I am reading this paper regarding some tricks for faster interpolation on both rectangular and simplex:

https://dl.acm.org/doi/pdf/10.1145/3423184

I cannot say I fully understand this paper, but section 6 talks about using a sorting network to deal with the necessary small-scale sorting that identifies the correct simplex containing the desired point.

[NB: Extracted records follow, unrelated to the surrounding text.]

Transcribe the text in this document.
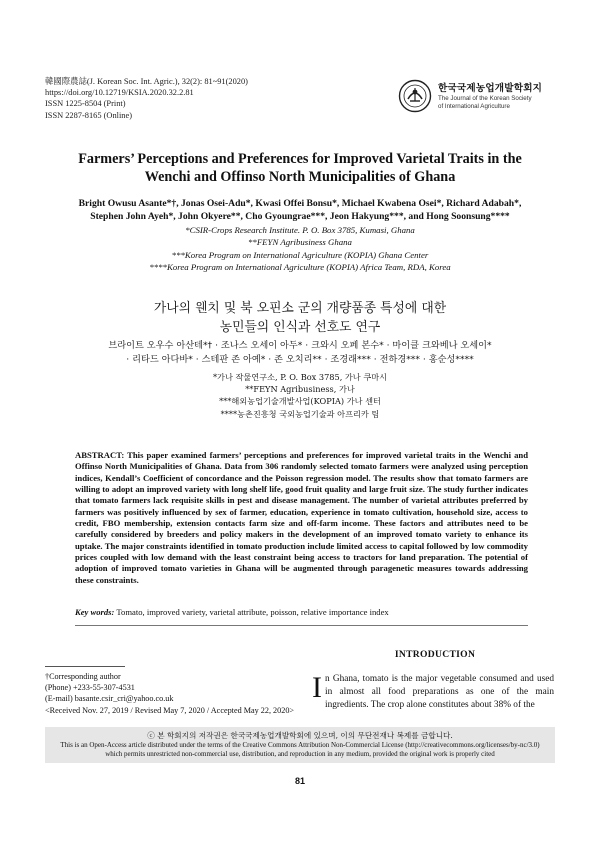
韓國際農誌(J. Korean Soc. Int. Agric.), 32(2): 81~91(2020)
https://doi.org/10.12719/KSIA.2020.32.2.81
ISSN 1225-8504 (Print)
ISSN 2287-8165 (Online)
한국국제농업개발학회지
The Journal of the Korean Society
of International Agriculture
Farmers’ Perceptions and Preferences for Improved Varietal Traits in the
Wenchi and Offinso North Municipalities of Ghana
Bright Owusu Asante*†, Jonas Osei-Adu*, Kwasi Offei Bonsu*, Michael Kwabena Osei*, Richard Adabah*,
Stephen John Ayeh*, John Okyere**, Cho Gyoungrae***, Jeon Hakyung***, and Hong Soonsung****
*CSIR-Crops Research Institute. P. O. Box 3785, Kumasi, Ghana
**FEYN Agribusiness Ghana
***Korea Program on International Agriculture (KOPIA) Ghana Center
****Korea Program on International Agriculture (KOPIA) Africa Team, RDA, Korea
가나의 웬치 및 북 오핀소 군의 개량품종 특성에 대한
농민들의 인식과 선호도 연구
브라이트 오우수 아산테*† · 조나스 오세이 아두* · 크와시 오페 본수* · 마이클 크와베나 오세이*
· 리타드 아다바* · 스테판 존 아예* · 존 오치리** · 조경래*** · 전하경*** · 홍순성****
*가나 작물연구소, P. O. Box 3785, 가나 쿠마시
**FEYN Agribusiness, 가나
***해외농업기술개발사업(KOPIA) 가나 센터
****농촌진흥청 국외농업기술과 아프리카 팀
ABSTRACT: This paper examined farmers’ perceptions and preferences for improved varietal traits in the Wenchi and Offinso North Municipalities of Ghana. Data from 306 randomly selected tomato farmers were analyzed using perception indices, Kendall’s Coefficient of concordance and the Poisson regression model. The results show that tomato farmers are willing to adopt an improved variety with long shelf life, good fruit quality and large fruit size. The study further indicates that tomato farmers lack requisite skills in pest and disease management. The number of varietal attributes preferred by farmers was positively influenced by sex of farmer, education, experience in tomato cultivation, household size, access to credit, FBO membership, extension contacts farm size and off-farm income. These factors and attributes need to be carefully considered by breeders and policy makers in the development of an improved tomato variety to enhance its uptake. The major constraints identified in tomato production include limited access to capital followed by low commodity prices coupled with low demand with the least constraint being access to tractors for land preparation. The potential of adoption of improved tomato varieties in Ghana will be augmented through paragenetic measures towards addressing these constraints.
Key words: Tomato, improved variety, varietal attribute, poisson, relative importance index
†Corresponding author
(Phone) +233-55-307-4531
(E-mail) basante.csir_cri@yahoo.co.uk
<Received Nov. 27, 2019 / Revised May 7, 2020 / Accepted May 22, 2020>
INTRODUCTION
In Ghana, tomato is the major vegetable consumed and used in almost all food preparations as one of the main ingredients. The crop alone constitutes about 38% of the
ⓒ 본 학회지의 저작권은 한국국제농업개발학회에 있으며, 이의 무단전재나 복제를 금합니다.
This is an Open-Access article distributed under the terms of the Creative Commons Attribution Non-Commercial License (http://creativecommons.org/licenses/by-nc/3.0) which permits unrestricted non-commercial use, distribution, and reproduction in any medium, provided the original work is properly cited
81
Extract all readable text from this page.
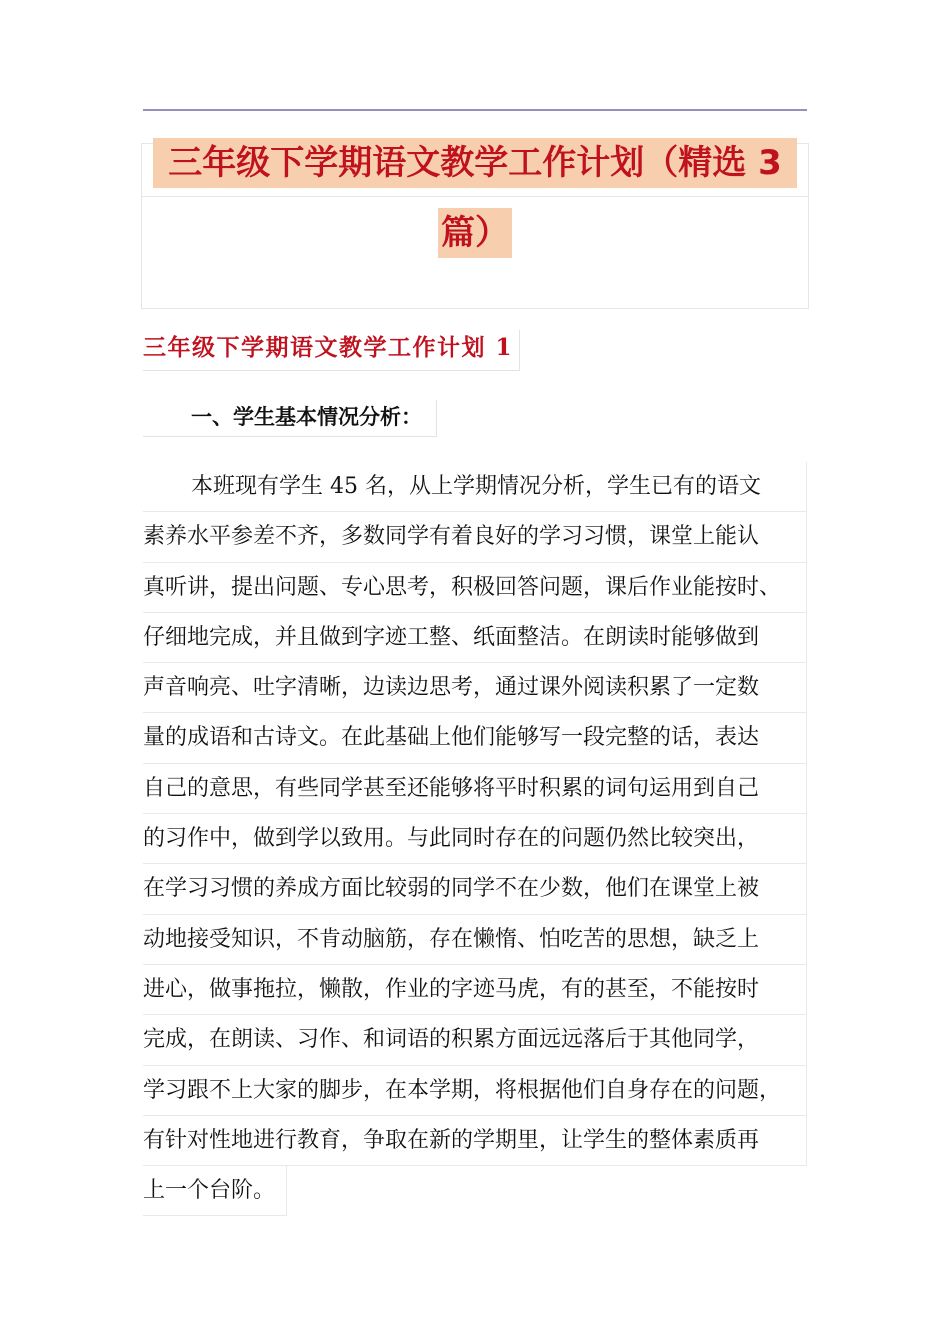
三年级下学期语文教学工作计划（精选 3
篇）
三年级下学期语文教学工作计划 1
一、学生基本情况分析：
本班现有学生 45 名，从上学期情况分析，学生已有的语文
素养水平参差不齐，多数同学有着良好的学习习惯，课堂上能认
真听讲，提出问题、专心思考，积极回答问题，课后作业能按时、
仔细地完成，并且做到字迹工整、纸面整洁。在朗读时能够做到
声音响亮、吐字清晰，边读边思考，通过课外阅读积累了一定数
量的成语和古诗文。在此基础上他们能够写一段完整的话，表达
自己的意思，有些同学甚至还能够将平时积累的词句运用到自己
的习作中，做到学以致用。与此同时存在的问题仍然比较突出，
在学习习惯的养成方面比较弱的同学不在少数，他们在课堂上被
动地接受知识，不肯动脑筋，存在懒惰、怕吃苦的思想，缺乏上
进心，做事拖拉，懒散，作业的字迹马虎，有的甚至，不能按时
完成，在朗读、习作、和词语的积累方面远远落后于其他同学，
学习跟不上大家的脚步，在本学期，将根据他们自身存在的问题，
有针对性地进行教育，争取在新的学期里，让学生的整体素质再
上一个台阶。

Is there any fortran implementation on this “sorting network” thing? I saw that there are discussions on how this great community has implemented numerous sorting algorithm in stdlib, but not yet seen anything regarding this sorting network. One paper cited by the paper above is this one:

https://dl.acm.org/doi/pdf/10.1145/1468075.1468121

Thanks a lot in advance for helping me in the first place!

Hui-Jun Chen

Sorting networks are pretty simple, I am using those (e.g. in quicksort-like sorting for small array sections). Here is an example for arrays of size 4:

subroutine sort_network_arr4_int(x)
   integer, dimension(1:4), intent(inout) :: x

   integer :: z1, z2

   _COMPAREARRSWAP_(1, 2, x, z1)
   _COMPAREARRSWAP_(3, 4, x, z2)

   _COMPAREARRSWAP_(1, 3, x, z1)
   _COMPAREARRSWAP_(2, 4, x, z2)

   _COMPAREARRSWAP_(2, 3, x, z1)
end subroutine sort_network_arr4_int

with macro

#define _COMPAREARRSWAP_(i,j,x,z)      if (x(i)>x(j)) then; z=x(i);x(i)=x(j);x(j)=z; end if

I use a macro to avoid any suprises with non-inlining by compilers.
I have never taken time to look at the assembler code of this and still wonder, whether compilers are able to do the (independent) compare-swap operations in parallel, using some kind of simd-cmov (is there any?)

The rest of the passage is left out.